OVER the last two years, the relationship between real estate agents and agencies in Spain has come under intense scrutiny.
Labour inspectors have increasingly targeted so-called ‘autonomos falsos’ – workers classified as self-employed when in reality they are full time employees.
This misclassification has allowed agencies to swerve social security contributions, but effectively maintain an exclusive relationship with the worker.
The new government crackdown is part of a wider fight against casual work practices, with delivery riders and drivers the first to have been targeted.
Real estate is now firmly in the inspectors’ sights, with Valencia leading the push.
Since 2022, agencies there have been subject to audits, fines, and forced regularisation of workers with penalties ranging from €3,750 to €12,000 per agent, plus up to four years of unpaid social security contributions.
Imported business model
Traditionally, agents were employees, but with the arrival of international firms – particularly in hotspots such as the Costa del Sol – the American model of commission-only freelancers took root.
This has led to confusion and, in some cases, outright abuse.
Spanish law is clear: for an agent to qualify as truly self-employed, they must work independently, set their own hours, provide their own tools, and bear their own business risks.
They cannot be managed, scheduled, or supplied with company equipment.
Yet inspections have revealed many agents sitting at company desks, working fixed hours, using office computers, and even following holiday rosters.
By contrast, genuine freelancers may represent multiple companies, control their own methods, and work without company oversight.
When dependency exists, the relationship is deemed employment – meaning agents are entitled to the protections of country laws.
That agreement allows for commission-based pay but guarantees a monthly minimum salary and ensures commercial staff receive at least 5% of net fees.
Industry at a crossroads
Agencies now face a stark choice: employ staff properly, or restructure contracts to meet the legal test for self-employment.
Some have resisted the change complaining about the added costs of social security deductions, while a handful of top-earning agents prefer uncapped commission structures.
But these high-flyers are rare. For most agents, the current system creates churn. Agencies recruit large numbers during boom times, discard underperformers at no cost, and pocket the benefits.
Critics argue that formalising the sector would not just protect workers, but professionalise the industry.
Incredibly, Spain still has no national licensing requirement for estate agents.
In Catalunya, training and certification are compulsory, but in regions such as Andalucia, anyone with a business licence and a phone can set up shop.

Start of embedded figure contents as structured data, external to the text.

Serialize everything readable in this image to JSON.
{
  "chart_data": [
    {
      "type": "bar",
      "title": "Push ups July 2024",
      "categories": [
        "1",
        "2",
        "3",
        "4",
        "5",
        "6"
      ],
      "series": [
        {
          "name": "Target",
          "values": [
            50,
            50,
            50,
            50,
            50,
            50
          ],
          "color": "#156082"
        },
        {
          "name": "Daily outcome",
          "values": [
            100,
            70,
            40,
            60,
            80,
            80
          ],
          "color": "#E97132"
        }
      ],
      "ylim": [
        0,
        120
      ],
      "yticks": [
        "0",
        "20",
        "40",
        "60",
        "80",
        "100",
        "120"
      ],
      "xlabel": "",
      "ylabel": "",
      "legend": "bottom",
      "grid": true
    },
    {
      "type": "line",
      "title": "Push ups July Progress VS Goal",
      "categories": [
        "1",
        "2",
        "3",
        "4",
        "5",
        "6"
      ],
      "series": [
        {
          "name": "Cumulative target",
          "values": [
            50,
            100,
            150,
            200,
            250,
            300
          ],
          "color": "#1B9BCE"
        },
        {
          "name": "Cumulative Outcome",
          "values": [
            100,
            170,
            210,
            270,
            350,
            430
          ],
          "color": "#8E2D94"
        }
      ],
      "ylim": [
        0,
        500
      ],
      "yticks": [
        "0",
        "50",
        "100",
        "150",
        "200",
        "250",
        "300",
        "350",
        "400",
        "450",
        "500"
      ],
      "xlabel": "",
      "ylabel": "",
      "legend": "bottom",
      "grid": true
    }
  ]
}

The lack of standards – combined with commission-only pay and hefty freelancer contributions – creates a perfect storm. Agents are understandably tempted to cut corners or mislead clients to close sales.
Illegal practices, such as charging tenants finder’s fees despite government bans, remain widespread.
Fines for Engel & Volkers
Some firms, however, have taken a different path.
At my firm, Terra Meridiana, for example, our sales staff have been employed since 2003.
We believe in a level playing field where all competition follows the same rules and pays the same contributions.
Even industry bodies are beginning to shift. In spring 2024, the Federation of Real Estate Companies (FADEI) met with the National Anti-Fraud Office to discuss clearer guidelines and compliance.
The move signalled recognition that enforcement would not go away.
And for good reason. High-profile fines have made headlines.
In August this year, Engel & Volkers was hit with €6.4 million in penalties for misclassifying 569 agents in Valencia. And it has now been given another €16 million fine for doing the same for 400 agents in Barcelona.
While a multinational can absorb such losses, smaller firms could be bankrupted.
What comes next?
Inspectors are unlikely to ease off. In 2023, the Labour Inspectorate received a 41% funding boost, allowing it to expand investigations.
With food delivery cases largely resolved, real estate is now front and centre.
Around 40% of agents are believed to be freelancers – some estimate, far more – and Spain has about 100,000 agency workers in total.
That leaves huge scope for further crackdowns.
The implications are clear. Agencies that need to direct and manage their staff must employ them.
Those that want independent contractors must allow them true autonomy – no company equipment, no fixed schedules, no dress codes.
Otherwise, they risk devastating fines.
Ultimately, professionalisation benefits everyone. Employment contracts encourage agencies to invest in training and discourage agents from bending rules to make a quick sale.
A more accountable sector could also improve Spain’s reputation in the international property market.
The shake-up may be painful in the short term. But with inspectors determined, agencies will have to adapt.
And those that embrace compliance and professionalism could come out stronger – while those clinging to old habits risk being left behind.